Based upon this example we can implement below points to follow the performance efficiency pillar

  • Create AWS Config rules.

  • Review and remediate AWS Config findings.

  • Apply preventative controls for compliance.

  • The below example is one of the easiest way to understand quickly about aws config rules

  • We can add this policy to the group so it will applicable to all users in that group. This policy will make restrictions when creating new resources

  • ex: When creating EC2 instance everyone should add only specific tags like environment and etc.. and select on t3.small instance type if they selecting those configurations if we add this policy to the group automatically creating EC2 instance will fail.(Not only this policy we can customize based upon our requirement)

{
  "Version": "2012-10-17",
  "Statement": [
    {
      "Action": ["ec2:Describe*"],
      "Resource": "*",
      "Effect": "Allow",
      "Sid": "AllowToDescribeAll"
    },
    {
      "Action": ["ec2:RunInstances", "ec2:CreateVolume"],
      "Resource": [
        "arn:aws:ec2:*::image/*",
        "arn:aws:ec2:*::snapshot/*",
        "arn:aws:ec2:*:*:subnet/*",
        "arn:aws:ec2:*:*:network-interface/*",
        "arn:aws:ec2:*:*:security-group/*",
        "arn:aws:ec2:*:*:key-pair/*",
        "arn:aws:ec2:*:*:volume/*"
      ],
      "Effect": "Allow",
      "Sid": "AllowRunInstances"
    },
    {
      "Condition": {
        "StringEquals": {
          "aws:RequestTag/CostCenter": "CC1",
          "aws:RequestTag/Environment": "Development",
          "ec2:InstanceType": "t3.small"
        }
      },
      "Action": ["ec2:RunInstances"],
      "Resource": ["arn:aws:ec2:*:*:instance/*"],
      "Effect": "Allow",
      "Sid": "AllowRunInstancesWithRestrictions"
    },
    {
      "Condition": {
        "StringEquals": {
          "ec2:CreateAction": "RunInstances"
        }
      },
      "Action": ["ec2:CreateTags"],
      "Resource": ["arn:aws:ec2:*:*:volume/*", "arn:aws:ec2:*:*:instance/*", "arn:aws:ec2:*:*:network-interface/*"],
      "Effect": "Allow",
      "Sid": "AllowCreateTagsOnlyLaunching"
    }
  ]
}

  • Here I launched EC2 instance with given Environment value as Dev instead of Development, so automatically it failed to launch the instance.
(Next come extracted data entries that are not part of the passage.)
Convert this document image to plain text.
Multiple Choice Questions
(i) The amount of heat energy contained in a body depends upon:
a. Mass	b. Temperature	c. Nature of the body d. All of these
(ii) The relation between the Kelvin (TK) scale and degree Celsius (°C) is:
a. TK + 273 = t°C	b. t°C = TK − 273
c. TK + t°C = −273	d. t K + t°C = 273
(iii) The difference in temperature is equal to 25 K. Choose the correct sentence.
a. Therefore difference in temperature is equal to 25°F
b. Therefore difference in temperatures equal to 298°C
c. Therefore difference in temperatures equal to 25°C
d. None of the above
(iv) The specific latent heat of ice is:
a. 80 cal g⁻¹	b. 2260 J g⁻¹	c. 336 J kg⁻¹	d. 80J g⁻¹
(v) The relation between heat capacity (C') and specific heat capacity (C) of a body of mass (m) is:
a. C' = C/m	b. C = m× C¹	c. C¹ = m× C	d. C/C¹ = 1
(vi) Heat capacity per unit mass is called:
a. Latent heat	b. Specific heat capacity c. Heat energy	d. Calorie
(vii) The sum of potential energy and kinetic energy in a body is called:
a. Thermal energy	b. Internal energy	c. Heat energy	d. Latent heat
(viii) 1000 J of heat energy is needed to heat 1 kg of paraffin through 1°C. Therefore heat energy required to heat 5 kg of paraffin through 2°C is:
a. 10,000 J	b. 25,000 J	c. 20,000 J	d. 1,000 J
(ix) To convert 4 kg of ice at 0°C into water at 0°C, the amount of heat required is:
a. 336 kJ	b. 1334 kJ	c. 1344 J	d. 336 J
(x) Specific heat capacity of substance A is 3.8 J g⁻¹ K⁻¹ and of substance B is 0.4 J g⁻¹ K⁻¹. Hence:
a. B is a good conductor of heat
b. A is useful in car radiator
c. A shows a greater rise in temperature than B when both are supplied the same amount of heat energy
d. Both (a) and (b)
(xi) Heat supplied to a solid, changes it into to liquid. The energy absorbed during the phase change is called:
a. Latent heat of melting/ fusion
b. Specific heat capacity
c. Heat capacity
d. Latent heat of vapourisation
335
  • When i updated the value from Dev to Development automatically it launched an EC2 instance.

  • When creating aws config rules if any of the condition in the rule not satisfied automatically here the resource status will go to non-compliant.

  • Once all conditions in that rule satisfies automatically it will go to compliant state.

🔶 Outcome:

🔹 AWS Config rules continuously monitor resource configurations.

🔹 Findings are reviewed and remediated to maintain compliance.

🔹 Preventative controls help in avoiding unnecessary costs.